12 comments

  • Joel CalifaJoel Califa, 3 years ago

    THIS CASE STUDY IS SO BEAUTIFUL

    12 points
  • Sebastian Rumberg, 3 years ago

    I'm looking at this case study on a 27' iMac 5k and I'm basically crawling into the screen. So beautiful! Well done.

    6 points
  • Todd Padwick, 3 years ago

    This case study is beautifully presented. Absolutely love it.

    2 points
  • Mike MaiMike Mai, 3 years ago

    Another lovely case study! Such inspirations for typography lovers. The only thing that feels off is the centered justify text in the "Product & Advertising Strategy" section. :P

    0 points
  • Josh CarrJosh Carr, 3 years ago

    Particularly impressed by the re-animations of the classic covers and the various animations throughout that point out details in, e.g., their content strategy and their CMS. Well done all around, Upstatement.

    0 points
  • Nathan HueningNathan Huening, 3 years ago

    Man, Upstatement basically just embarrasses all of us, without even trying.

    0 points
  • Du HoangDu Hoang, 3 years ago

    Looks like American Apparel Branding?

    0 points
    • Laurens SpangenbergLaurens Spangenberg, 3 years ago

      It looks more like a lot of International Style graphic designs.

      0 points
    • Scott Dasse, 3 years ago

      I think you've caught American Apparel (founded 1989) imitating MIT Tech Review (founded 1899).

      4 points
    • Mike Wilson, 3 years ago

      Learn some graphic design history and then come back to DN please.

      0 points
      • Du HoangDu Hoang, 3 years ago

        Hey, I was referring to how their web redesign looks similar to what American Apparel has been doing for the past decade. No need to be a douche bag about it.

        0 points
        • Mike Wilson, 3 years ago

          So maybe I was a bit harsh. You touched on one of my pet peeves. It seems like the internet's favorite thing to do when looking at design is call out something as a "ripoff of X." People often mistake the popular examples of a certain style as "original" while not understanding their place as part of a larger movement.

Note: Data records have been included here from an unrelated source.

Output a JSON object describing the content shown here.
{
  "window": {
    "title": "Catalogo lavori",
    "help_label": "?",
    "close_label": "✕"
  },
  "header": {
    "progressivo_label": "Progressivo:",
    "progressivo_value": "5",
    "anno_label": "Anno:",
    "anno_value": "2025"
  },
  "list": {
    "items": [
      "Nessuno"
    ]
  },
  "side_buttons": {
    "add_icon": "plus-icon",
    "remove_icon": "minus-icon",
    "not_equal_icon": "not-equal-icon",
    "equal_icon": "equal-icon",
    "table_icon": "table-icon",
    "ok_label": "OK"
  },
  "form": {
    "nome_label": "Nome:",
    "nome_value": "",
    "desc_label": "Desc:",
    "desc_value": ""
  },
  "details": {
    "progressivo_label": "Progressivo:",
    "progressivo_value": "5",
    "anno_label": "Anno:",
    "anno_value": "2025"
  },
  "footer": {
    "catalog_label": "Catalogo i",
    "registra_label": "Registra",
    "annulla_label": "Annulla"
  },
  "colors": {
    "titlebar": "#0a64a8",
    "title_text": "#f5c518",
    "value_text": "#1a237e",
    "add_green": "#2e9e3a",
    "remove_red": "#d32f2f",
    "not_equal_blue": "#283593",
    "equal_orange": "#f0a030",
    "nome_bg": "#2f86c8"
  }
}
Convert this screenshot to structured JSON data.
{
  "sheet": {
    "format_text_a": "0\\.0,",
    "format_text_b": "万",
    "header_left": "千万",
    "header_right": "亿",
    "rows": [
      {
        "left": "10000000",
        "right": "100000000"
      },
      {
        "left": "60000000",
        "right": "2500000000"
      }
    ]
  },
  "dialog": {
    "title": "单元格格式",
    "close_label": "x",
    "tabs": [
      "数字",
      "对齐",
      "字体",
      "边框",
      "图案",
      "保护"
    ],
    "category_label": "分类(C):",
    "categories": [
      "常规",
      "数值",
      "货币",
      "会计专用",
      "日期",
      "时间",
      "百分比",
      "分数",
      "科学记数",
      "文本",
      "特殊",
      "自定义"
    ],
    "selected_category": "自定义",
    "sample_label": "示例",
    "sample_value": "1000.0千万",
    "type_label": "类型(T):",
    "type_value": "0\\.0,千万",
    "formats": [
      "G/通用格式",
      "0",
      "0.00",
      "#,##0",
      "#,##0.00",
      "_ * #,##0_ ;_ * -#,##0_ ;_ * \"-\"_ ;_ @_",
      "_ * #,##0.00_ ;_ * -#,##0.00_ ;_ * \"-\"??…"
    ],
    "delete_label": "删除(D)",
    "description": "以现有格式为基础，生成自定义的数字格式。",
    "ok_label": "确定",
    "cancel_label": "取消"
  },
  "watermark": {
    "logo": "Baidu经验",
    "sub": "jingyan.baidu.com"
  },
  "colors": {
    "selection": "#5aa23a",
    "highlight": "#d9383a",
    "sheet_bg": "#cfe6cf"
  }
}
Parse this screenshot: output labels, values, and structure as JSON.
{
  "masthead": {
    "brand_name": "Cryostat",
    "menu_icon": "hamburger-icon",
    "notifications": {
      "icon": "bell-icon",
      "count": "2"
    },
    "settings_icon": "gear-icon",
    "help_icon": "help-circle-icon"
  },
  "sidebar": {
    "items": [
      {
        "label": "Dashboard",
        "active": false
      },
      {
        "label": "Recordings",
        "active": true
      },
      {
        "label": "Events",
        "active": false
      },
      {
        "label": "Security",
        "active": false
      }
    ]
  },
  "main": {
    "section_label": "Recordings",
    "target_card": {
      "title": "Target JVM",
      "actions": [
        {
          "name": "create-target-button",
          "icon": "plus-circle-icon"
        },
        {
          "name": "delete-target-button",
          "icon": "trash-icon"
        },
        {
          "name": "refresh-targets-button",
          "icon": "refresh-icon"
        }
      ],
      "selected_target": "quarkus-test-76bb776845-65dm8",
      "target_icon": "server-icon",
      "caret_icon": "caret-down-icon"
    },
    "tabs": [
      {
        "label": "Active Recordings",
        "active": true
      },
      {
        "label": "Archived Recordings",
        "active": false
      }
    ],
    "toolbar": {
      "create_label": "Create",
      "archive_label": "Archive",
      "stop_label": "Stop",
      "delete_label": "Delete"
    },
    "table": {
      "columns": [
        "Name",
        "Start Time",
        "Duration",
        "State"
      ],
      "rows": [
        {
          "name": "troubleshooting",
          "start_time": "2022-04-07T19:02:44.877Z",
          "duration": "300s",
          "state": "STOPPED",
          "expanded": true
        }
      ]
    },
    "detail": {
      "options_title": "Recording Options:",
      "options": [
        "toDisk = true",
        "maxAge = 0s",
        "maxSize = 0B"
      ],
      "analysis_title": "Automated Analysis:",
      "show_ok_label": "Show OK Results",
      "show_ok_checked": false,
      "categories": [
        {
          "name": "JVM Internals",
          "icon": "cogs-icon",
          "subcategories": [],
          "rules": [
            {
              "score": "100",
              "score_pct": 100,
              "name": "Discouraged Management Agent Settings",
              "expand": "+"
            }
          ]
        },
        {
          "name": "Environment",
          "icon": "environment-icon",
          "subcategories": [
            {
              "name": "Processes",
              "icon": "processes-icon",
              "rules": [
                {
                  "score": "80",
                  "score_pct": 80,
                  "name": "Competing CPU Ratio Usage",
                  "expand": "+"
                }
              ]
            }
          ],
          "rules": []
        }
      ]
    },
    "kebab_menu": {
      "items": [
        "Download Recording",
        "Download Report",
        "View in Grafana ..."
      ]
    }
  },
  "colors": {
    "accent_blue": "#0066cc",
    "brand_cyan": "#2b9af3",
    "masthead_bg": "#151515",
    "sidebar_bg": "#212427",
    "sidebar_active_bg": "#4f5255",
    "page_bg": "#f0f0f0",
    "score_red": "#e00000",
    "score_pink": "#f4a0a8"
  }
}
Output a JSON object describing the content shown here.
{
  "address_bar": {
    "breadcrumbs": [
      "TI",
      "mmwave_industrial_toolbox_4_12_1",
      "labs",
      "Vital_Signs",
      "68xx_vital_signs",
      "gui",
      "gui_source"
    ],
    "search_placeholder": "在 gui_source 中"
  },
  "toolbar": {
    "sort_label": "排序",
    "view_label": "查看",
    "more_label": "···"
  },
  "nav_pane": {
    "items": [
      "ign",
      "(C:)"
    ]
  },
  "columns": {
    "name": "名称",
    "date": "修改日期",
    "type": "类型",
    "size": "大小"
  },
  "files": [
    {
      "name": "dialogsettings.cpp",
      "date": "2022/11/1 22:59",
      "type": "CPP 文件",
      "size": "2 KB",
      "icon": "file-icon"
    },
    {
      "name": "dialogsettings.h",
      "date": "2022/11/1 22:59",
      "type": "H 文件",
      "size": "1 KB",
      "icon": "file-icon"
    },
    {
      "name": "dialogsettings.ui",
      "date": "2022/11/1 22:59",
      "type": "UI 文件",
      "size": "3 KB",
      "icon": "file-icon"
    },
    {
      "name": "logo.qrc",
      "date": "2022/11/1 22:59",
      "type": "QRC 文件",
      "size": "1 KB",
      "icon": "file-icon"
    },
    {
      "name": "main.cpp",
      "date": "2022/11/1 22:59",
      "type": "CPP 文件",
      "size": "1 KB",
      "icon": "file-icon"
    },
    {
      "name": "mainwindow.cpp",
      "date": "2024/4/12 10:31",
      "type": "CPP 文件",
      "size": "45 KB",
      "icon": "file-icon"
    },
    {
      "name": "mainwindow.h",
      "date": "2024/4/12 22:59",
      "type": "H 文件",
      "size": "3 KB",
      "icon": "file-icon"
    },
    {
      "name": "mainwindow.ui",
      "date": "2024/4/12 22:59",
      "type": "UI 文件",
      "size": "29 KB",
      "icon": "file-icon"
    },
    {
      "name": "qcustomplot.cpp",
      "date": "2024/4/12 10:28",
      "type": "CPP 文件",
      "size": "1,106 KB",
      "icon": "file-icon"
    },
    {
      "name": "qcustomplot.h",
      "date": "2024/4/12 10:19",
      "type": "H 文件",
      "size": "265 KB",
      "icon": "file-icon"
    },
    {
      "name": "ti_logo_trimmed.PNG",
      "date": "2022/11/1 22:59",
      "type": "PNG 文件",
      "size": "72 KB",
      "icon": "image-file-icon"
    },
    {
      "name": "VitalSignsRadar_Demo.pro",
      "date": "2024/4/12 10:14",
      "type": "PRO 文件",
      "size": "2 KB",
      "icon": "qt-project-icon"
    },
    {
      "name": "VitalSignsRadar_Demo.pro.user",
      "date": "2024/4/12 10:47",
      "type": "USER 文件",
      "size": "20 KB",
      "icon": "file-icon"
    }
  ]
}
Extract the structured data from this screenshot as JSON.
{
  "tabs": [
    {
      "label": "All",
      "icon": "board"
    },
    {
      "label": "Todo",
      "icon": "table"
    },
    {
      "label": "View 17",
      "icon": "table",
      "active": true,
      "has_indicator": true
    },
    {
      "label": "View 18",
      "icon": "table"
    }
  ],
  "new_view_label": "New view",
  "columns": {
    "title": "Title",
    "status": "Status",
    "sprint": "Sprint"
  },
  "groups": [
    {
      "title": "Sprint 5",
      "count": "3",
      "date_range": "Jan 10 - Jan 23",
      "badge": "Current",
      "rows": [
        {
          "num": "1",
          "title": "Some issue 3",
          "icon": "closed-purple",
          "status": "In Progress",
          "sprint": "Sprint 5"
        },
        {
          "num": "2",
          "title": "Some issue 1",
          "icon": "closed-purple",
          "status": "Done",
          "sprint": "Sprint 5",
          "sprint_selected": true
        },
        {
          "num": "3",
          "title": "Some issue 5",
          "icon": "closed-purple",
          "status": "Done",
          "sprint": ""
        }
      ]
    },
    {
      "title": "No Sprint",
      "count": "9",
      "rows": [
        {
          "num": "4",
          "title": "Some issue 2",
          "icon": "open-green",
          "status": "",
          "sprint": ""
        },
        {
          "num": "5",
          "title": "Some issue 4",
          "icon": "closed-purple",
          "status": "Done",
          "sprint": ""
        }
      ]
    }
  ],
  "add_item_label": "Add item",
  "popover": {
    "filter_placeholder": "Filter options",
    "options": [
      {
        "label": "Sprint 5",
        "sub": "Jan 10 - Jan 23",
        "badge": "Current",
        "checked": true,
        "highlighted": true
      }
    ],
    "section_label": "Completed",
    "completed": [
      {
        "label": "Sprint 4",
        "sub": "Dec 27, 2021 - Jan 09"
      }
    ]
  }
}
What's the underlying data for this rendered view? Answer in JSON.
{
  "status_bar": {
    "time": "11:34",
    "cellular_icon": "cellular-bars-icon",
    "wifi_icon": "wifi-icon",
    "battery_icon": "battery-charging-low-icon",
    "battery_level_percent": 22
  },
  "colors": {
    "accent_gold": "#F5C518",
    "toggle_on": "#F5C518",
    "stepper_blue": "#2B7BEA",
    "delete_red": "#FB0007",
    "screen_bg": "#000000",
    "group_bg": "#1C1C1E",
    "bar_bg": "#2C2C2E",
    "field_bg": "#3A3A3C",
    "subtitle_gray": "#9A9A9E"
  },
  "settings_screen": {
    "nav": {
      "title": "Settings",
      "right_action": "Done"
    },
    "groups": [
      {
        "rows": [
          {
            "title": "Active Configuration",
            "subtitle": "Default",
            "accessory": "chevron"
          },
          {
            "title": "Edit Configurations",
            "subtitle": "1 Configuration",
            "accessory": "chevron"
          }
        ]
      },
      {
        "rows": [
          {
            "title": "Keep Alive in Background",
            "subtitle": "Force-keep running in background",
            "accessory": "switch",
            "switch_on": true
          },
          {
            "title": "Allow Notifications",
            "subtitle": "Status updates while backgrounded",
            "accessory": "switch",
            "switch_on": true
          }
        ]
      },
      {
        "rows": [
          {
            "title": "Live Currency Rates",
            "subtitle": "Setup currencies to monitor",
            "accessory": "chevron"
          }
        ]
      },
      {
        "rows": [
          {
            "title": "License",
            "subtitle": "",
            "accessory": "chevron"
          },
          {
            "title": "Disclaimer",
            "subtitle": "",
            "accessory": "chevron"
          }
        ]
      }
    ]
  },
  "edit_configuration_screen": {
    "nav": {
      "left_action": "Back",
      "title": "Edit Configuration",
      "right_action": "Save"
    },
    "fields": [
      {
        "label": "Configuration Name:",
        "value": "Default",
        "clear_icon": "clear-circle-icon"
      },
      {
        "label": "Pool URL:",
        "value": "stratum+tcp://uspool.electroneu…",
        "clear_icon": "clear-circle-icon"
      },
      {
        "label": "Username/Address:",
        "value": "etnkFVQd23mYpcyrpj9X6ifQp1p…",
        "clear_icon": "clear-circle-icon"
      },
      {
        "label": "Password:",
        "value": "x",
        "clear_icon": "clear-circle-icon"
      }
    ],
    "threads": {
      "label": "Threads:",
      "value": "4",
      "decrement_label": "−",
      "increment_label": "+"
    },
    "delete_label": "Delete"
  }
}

          If you read the case study, they clearly explain how they were heavily influenced by the 1960s design program for MIT Tech Review done by Cooper, Casey & Coburn. And of course the original CCC work was not at all "original" since it strictly followed the same Swiss International Style principles that literally almost all graphic design studios were churning out back then.

          In the 80s the international style went through a revival and hence why American Apparel's branding looks like that. So American Apparel ripped off all of the the famous mid-century design studios....who ultimately ripped off the work coming out of swiss schools in the 1920s...which ultimately was a rip-off of the foundational aspects around which sans-serif typefaces were invented.